Estamos todos diante de um perigo eminente, um vírus chamado COVID-19. O psiquismo acende um alerta vermelho: “É preciso se proteger!”Angústia. Mas como responder a um perigo que é invisível, que só adquire o estatuto de ameaça quando seus efeitos já causaram danos? E não digo danos somente no corpo, mas em muitos outros aspectos da vida comum, um efeito dominó acontece por causa dele. Temos que nos haver com muitas faltas ao mesmo tempo, e que muitas vezes nem sabemos identificar quais são.
As respostas dadas diante dessas perdas iminentes ou já instaladas são singulares para cada um. Existem uns que vão dizer que não é um perigo, que é uma invenção, uma conspiração. Negam a realidade para não terem que perder nada, para não terem que lidar com a falta, uma recusa. Outros perceberão os sinais e ficarão em estado de alerta diante dos perigos, que dizem respeito, a princípio, à própria segurança corporal, mas não só, também à perda do emprego, de pessoas queridas, de projetos em andamento, de uma viagem há muito tempo esperada, do casamento agendado e tudo quitado, e por aí vai.
Na clínica escuto vários desses relatos; nos jornais as notícias e suas respectivas reações às perdas não cessam:
“Estou com medo de sair na rua, preciso pegar meus remédios para o tratamento do câncer que tive há um ano”
“Por que as pessoas não ficam em casa? Eu estou aqui fazendo o isolamento, desse jeito vamos ficar muito mais tempo assim. Que raiva!”
“Meu emprego está suspenso, eu trabalho com vendas, já tinha prospectado alguns clientes e não posso efetuar as vendas porque não tenho autorização para fechar os negócios, me sinto como um peixe fora do aquário e asfixiando”
“Estou muito triste, meu pai era uma pessoa muito importante para nós. Quando chegamos no pronto socorro ele estava com muita falta de ar e não tinha leito com respirador para ele. Depois de dois dias ele morreu. Tivemos que identificá-lo por foto e não pudemos fazer seu enterro, foi muito ruim porque não conseguimos passar por esse processo de velar pelo meu pai e nos despedir”.
Enfim, são “perdas, muitas perdas.”
O luto é composto pelas reações que ficam depois da constatação da perda de um objeto investido de afeto, as quais são muito singulares para cada um. Quanto maior o apego, maior o sofrimento. Esse objeto não é necessariamente um “Ser”, pode ser um ideal, um trabalho, um animal de estimação, um projeto, dentre outros. Ele envolve um processo de elaboração da perda, que vai se dar através da busca pelo objeto perdido, pois o investimento não cessa de uma hora para outra, e, na tentativa de recuperá-lo haverá frustrações, pois a realidade é implacável: o objeto está morto! Nesse vai e vem da busca pelo objeto e constatação da sua ausência, o afeto, até então investido e ligado, fica solto e sem substituição. Se o objeto não está mais presente deixará um vazio, uma falta, gerando imensa dor.

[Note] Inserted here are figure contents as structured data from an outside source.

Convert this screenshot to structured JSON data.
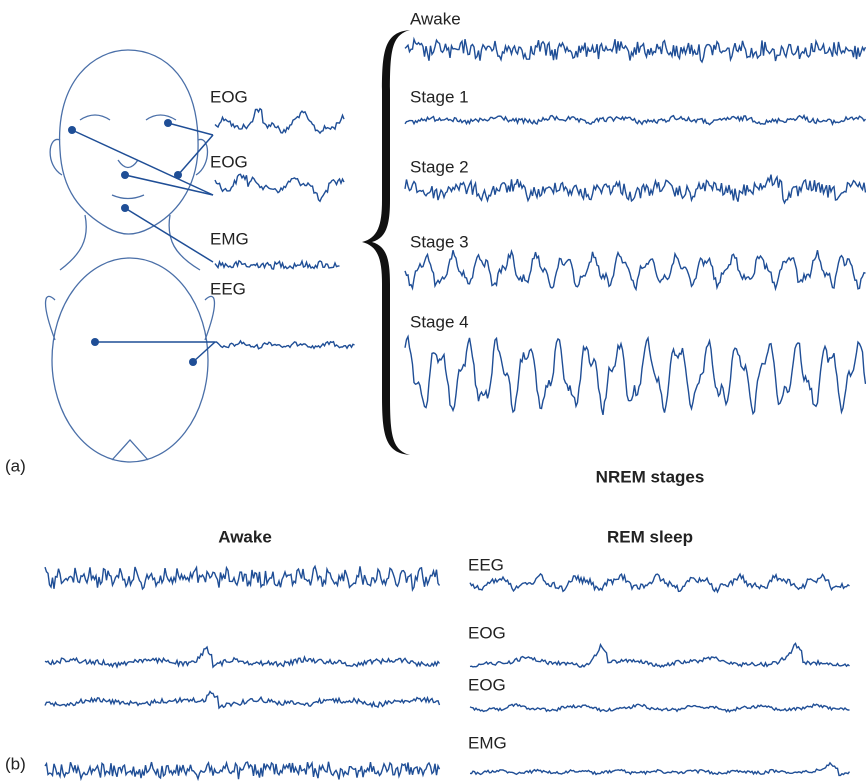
{
  "panel_a": {
    "label": "(a)",
    "electrodes": [
      "EOG",
      "EOG",
      "EMG",
      "EEG"
    ],
    "stages": [
      "Awake",
      "Stage 1",
      "Stage 2",
      "Stage 3",
      "Stage 4"
    ],
    "caption": "NREM stages"
  },
  "panel_b": {
    "label": "(b)",
    "awake_title": "Awake",
    "rem_title": "REM sleep",
    "rem_channels": [
      "EEG",
      "EOG",
      "EOG",
      "EMG"
    ]
  }
}
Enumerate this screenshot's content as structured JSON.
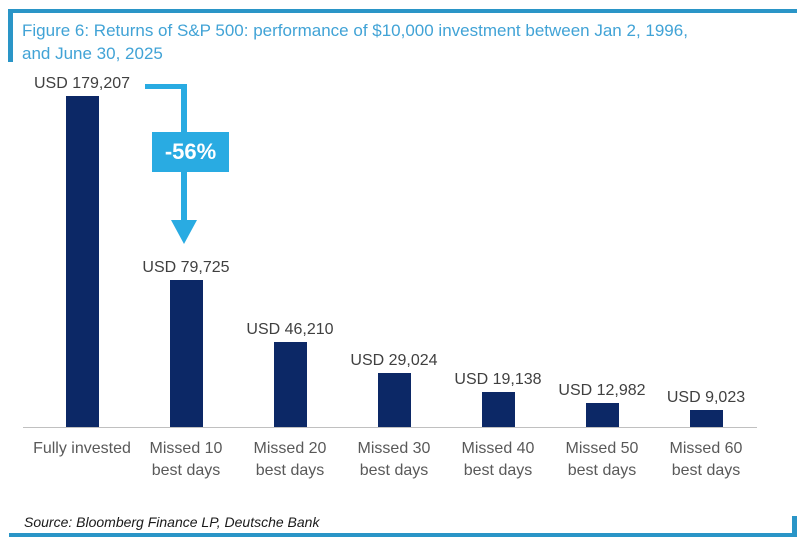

Dito isso, pergunto: diante dessa pandemia, quais os objetos da perda? É importante que cada um compreenda o que está perdendo, para num depois processar essas perdas. A presença desse vírus, juntamente com a ameaça que causa, rompeu abruptamente todo o encadeamento e o curso de vida que vínhamos tendo, e a ciência e os governos não asseguram um saber sobre ele, o que nos coloca frente a muitas incertezas.
Falando de um outro jeito, estamos diante de um grande enigma provocado por essa realidade que nos assolou. "O que perdemos e como será o futuro?" Houve uma ruptura da continuidade e sem uma perspectiva de quando e como ela voltará. Estamos sendo invadidos por uma sobrecarga de excitação que não conseguimos, por causa de todas essas circunstâncias, dar destino. É uma vivência que não estava preparada para um perigo, saindo da rede de representação. Esses afetos não conseguem ser assimilados no campo do Eu, da consciência.
Temos muito o que compreender diante dessa realidade e diante desse rompimento da continuidade. Deixo aqui uma abertura e uma convocação para que cada um escreva suas construções.